The prevailing fiction pervading Wall Street right now is that economic growth is picking up in a sustainable fashion and that interest rates will merely rise slowly. Then, soon level off at historically low levels. In other words, they are selling a fairytale; and a dangerous one at that.

This premise is blatantly false. The Fed’s reverse QE program, Government debt levels and Nominal Gross Domestic Product, all dictate that the 10-year Note Yield should be now swiftly on its way to at least 4.5%, from the artificial level of 1.4% found in July of 2016.

Therefore, there is no perfect outcome for the market and the economy and no safe path for the Fed to normalize rates. If they stop raising rates, or just move too slowly, inflation picks up even more steam, and long rates will mean revert rather quickly by rising another few hundred basis points from where they are now. On the other hand, keep on hiking short-term rates, according to the Fed’s dot plot there will be three to four increases this year and several more scheduled for 2019–along with the draining a couple of trillion dollars from the balance sheet–and the yield curve will invert much sooner rather than later.

In either case, a recession, along with an epoch stock market crash is destined to occur…and there is no way of avoiding that inevitability.
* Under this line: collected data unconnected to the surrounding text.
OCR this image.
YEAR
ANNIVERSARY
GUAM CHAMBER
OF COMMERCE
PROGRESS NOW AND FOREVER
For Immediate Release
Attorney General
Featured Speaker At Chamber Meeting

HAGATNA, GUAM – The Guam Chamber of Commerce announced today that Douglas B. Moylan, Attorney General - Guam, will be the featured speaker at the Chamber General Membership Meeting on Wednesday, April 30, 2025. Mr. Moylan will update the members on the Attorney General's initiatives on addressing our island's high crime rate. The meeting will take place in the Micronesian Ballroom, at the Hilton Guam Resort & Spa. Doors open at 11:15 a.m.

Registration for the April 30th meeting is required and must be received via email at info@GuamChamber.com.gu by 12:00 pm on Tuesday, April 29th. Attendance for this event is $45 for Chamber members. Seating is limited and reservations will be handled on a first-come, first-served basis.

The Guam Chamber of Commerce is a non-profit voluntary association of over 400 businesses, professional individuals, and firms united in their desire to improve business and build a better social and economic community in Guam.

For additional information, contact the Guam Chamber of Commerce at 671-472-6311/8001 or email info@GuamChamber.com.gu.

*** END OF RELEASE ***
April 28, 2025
Such are the ramifications of counterfeiting trillions of dollars to push interest rates into the basement, recreating asset bubbles and force-feeding more debt on to an already debt-disabled economy.

The truth is that debt and deficits have already risen to extremely daunting levels. And those levels are especially frightening when viewed in relation to our phony, ZIRP-inflated GDP. But when combined with interest rates that have been manipulated into a gargantuan bubble, the situation becomes downright catastrophic; and ensures that the eventual interest rate normalization process will be an incredibly chaotic mess.

When the current implosion of bond prices slams into the record bubble in equities, it won’t be a pretty scenario. At nearly one and a half times the underlying economy, the market value of stocks is at the most preposterous level in history.